Ter illustratie vinden we een verhaal in de commentaren (atthakatha) op vers 166 van de Dhammapada((Dhammapada atthakatha Sri Dhammananda The Corporate Body of the Buddha Educational Foundation Taiwan)):
XII:10 Het verhaal van de ijverige monnik.
Toen de Boeddha meedeelde dat hij niet lang meer te leven had waren vele monniken (zij die het arahat-schap nog niet bereikt hadden) erg bedroefd en wisten niet hoe zich te gedragen. Daarom gingen ze dagelijks de Boeddha bezoeken en bleven zoveel mogelijk in zijn nabijheid.
Maar een monnik, Attadatta genaamd, deed dit niet en ging de Boeddha niet bezoeken. Hij had de gelofte gedaan om reeds tijdens het leven van de Boeddha de verlichting te bereiken en ging dus vol overgave door met zijn meditatiepraktijk.
Andere monniken, die zijn gedrag bizar vonden, namen hem mee naar de Verhevene en zeiden: “Edele Heer! Deze monnik houdt niet van u en betoont u geen eer zoals wij dat doen. Hij is een egoïst en denkt alleen aan zichzelf.”
De monnik bracht hiertegen in dat de grootste eer die hij de Boeddha kon bewijzen het bereiken van het arahat-schap was en dit terwijl de Verhevene nog leefde.
De Boeddha prees de monnik om zijn inzet en overgave en zei tot de anderen: “Zij die van mij houden en mij willen vereren zouden moeten handelen als Attadatta.
Jullie brengen mij geen hulde door me alle dagen te komen bezoeken; jullie brengen mij hulde, enkel en alleen door de Dhamma die ik jullie geleerd heb te beoefenen.”Vers 166: “Laat men niet het eigen heil verwaarlozen voor het belang van een ander, al is het groot. Na het eigen heil onderkend te hebben, moet je gericht blijven op het eigen heil.”
Niet alleen in de Pali-Canon komt deze visie voor. Ook in de 20ste eeuw vinden we ze terug; zoals in de biografie van de Japanse zen meester Shunryu Suzuki roshi1:
Suzuki spoorde mensen aan verantwoordelijkheid voor hun eigen handelen te nemen en goede daden niet te gebruiken als excuus om zichzelf niet onder de loep te hoeven nemen of als substituut voor oefening. Suzuki hield er niet van als de naam van het boeddhisme overhaast voor allerlei nobele doeleinden werd gebruikt.
“Roshi, kan ik het helpen van anderen niet als mijn oefening beschouwen?” vroeg een vrouwelijke leerling na afloop van een lezing. “Er zijn zoveel mensen die hulp behoeven en er moet zoveel gebeuren. Ik heb daardoor niet veel tijd om te mediteren.”
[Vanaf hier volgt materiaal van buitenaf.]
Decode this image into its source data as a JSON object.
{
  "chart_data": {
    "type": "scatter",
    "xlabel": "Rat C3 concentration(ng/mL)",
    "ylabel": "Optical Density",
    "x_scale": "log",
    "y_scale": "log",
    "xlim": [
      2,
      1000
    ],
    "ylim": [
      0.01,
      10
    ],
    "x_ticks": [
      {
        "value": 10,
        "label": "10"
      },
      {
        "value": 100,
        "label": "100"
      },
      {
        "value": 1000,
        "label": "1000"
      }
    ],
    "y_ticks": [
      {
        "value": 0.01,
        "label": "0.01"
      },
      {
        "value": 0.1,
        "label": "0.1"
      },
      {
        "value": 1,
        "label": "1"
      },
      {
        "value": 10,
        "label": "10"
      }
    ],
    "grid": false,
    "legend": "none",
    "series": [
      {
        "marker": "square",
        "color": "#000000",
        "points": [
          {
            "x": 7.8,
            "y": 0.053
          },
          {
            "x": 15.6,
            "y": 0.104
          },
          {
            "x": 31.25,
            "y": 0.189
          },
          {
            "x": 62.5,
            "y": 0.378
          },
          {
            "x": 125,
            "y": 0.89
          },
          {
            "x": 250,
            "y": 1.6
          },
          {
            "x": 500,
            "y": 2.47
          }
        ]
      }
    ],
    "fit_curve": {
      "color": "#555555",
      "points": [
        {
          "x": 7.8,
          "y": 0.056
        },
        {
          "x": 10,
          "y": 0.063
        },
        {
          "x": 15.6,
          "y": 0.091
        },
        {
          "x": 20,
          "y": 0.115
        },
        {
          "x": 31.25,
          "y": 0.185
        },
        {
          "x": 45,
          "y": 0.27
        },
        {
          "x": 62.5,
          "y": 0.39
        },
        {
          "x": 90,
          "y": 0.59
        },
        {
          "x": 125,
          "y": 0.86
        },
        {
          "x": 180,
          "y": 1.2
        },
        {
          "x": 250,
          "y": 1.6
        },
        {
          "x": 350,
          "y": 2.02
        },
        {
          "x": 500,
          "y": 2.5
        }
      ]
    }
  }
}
“Het is heel moeilijk om mensen te helpen”, antwoordde Suzuki, “Misschien denk je dat je hen helpt, terwijl je hen in werkelijkheid alleen maar kwetst.”
Wat er ook te doen was; nooit sloeg Suzuki een meditatieperiode over. Het belangrijkste komt eerst.
Of om het kort te zeggen: “Je kan iemand pas duizend euro geven als je ze zelf bezit.”